Data needs people more than people need data
Back in 2018, alarmist headlines about Amazon’s Whole Foods stealing Trader Joe’s shoppers were everywhere.

It would be logical for retailers in the food space to be nervous. One would expect that having all that data about consumer habits and preferences and access to the most powerful cloud services—including processors designed for AI training— would make Amazon the big winner on physical retail.
Yet, the e-commerce titan has paused new openings of Amazon Fresh and is shutting down its clothing stores. Jason Del Rey, who was on the Six Pixels of Separation podcast to talk about his new book on the rivalry between Amazon and Walmart, points out that years after the acquisition, Amazon is still figuring out how to leverage Whole Foods. “It’s a fine business, but it’s been underwhelming to me.”
Amazon should be an inspiration for companies still using “we need more data” as an excuse for inaction. Should we try to use the best data possible to increase our decision-yield? Absolutely. However, as a data science consultant, I’ve been to all kinds of organizations (including big retailers) where the following sins continue to be repeated over and over:
Treating quantitative data as a panacea the detriment of opportunities that can only be exploited if we go past the usual assumptions and conventional thinking.
It’s true that the right data can lower risks and improve decision-making. However, many companies that proudly declare to be “data-driven” tend to forget that their customers and employees are people.
The title of this post was inspired by this 2019 article by Alasdair Rae. UK-based Rae partnered with American scholar Garrett Nelson to write a paper on the “economic geography of the United States” based on open data. The paper ended up being useful for people on a multitude of fields, from epidemiology to renewable energy.
Rae writes,
Why do I think this story demonstrates that data needs people more than people need data? The first reason is that this wasn’t new data. It just needed people with the inclination and time to make it useful. The fact that it was open data wasn’t enough.

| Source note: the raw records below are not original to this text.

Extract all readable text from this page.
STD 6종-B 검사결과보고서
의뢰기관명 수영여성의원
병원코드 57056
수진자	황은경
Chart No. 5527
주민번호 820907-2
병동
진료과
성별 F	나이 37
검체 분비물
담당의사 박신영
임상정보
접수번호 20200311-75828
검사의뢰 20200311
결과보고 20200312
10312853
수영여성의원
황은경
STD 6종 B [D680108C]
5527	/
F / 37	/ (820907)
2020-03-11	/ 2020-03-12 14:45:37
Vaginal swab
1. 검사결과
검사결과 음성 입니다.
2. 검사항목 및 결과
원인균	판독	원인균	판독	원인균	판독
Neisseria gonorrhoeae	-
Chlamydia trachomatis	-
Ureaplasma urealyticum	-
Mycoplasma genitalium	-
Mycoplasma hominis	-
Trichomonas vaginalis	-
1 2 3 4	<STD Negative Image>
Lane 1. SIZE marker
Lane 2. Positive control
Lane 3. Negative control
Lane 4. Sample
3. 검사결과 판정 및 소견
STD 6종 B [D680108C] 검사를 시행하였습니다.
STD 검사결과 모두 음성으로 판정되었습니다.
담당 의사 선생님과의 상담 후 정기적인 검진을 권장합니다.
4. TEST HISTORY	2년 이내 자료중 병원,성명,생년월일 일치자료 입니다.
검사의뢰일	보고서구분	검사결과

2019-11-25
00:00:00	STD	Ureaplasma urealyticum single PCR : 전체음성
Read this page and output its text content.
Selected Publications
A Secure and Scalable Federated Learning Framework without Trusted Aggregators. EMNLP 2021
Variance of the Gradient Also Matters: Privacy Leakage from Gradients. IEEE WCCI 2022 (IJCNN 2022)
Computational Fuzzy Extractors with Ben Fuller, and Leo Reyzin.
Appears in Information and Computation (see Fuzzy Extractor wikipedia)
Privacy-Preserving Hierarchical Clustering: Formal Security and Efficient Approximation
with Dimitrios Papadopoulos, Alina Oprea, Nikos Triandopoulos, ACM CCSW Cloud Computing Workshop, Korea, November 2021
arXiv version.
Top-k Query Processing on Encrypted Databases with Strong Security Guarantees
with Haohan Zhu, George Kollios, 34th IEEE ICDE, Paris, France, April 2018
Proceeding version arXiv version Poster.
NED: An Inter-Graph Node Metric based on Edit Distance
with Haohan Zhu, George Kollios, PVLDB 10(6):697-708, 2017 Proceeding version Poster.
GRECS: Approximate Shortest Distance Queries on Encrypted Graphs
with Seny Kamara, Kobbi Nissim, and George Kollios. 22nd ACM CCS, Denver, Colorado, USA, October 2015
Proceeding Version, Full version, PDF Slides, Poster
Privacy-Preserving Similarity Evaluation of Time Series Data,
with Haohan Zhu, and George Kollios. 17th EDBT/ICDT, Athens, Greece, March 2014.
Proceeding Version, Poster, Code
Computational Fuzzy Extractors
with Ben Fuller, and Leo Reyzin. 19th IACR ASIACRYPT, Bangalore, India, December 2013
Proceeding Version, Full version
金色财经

The second reason is that it needed human input to make it appealing and accessible. A third reason is that it demonstrates how it needed human interaction to take it beyond the realm of data into information and knowledge. The knowledge came about through human interaction.
In the same podcast mentioned above, Jason Del Rey and Mitch Joel talk about the growth of Trader Joe’s (American chain of grocery stores).
Like me, both are Trade Joe’s shoppers, with Mitch having to cross the border from Canada to buy there. The retailer’s success is a great example of how “experience can still matter”, as Jason explains:
I walk into a Trader Joe’s in Clifton, New Jersey, and I’m going to like all the people that are working there, and they’re going to seem at least that they care about my day, and that I’m having a good experience. There’s obviously a need in the country and in the world for retailers that focus exclusively on getting you the price you need to afford to shop, but darn, it’s cool to go into a physical store and have someone actually care about how you’re gonna feel walking out thirty minutes later.
We can add all the data and technology in the world to a business, but in the end it’s people who build things that create connection and value that just isn’t possible when we try to optimize output at the expense of our humanity.
Instead of obsessing over perfect data to help you sell more average stuff to more average people, consider an alternative: leveraging human curiosity and creativity to build interesting and memorable experiences, magical products and services, or even just displays of generosity and delight.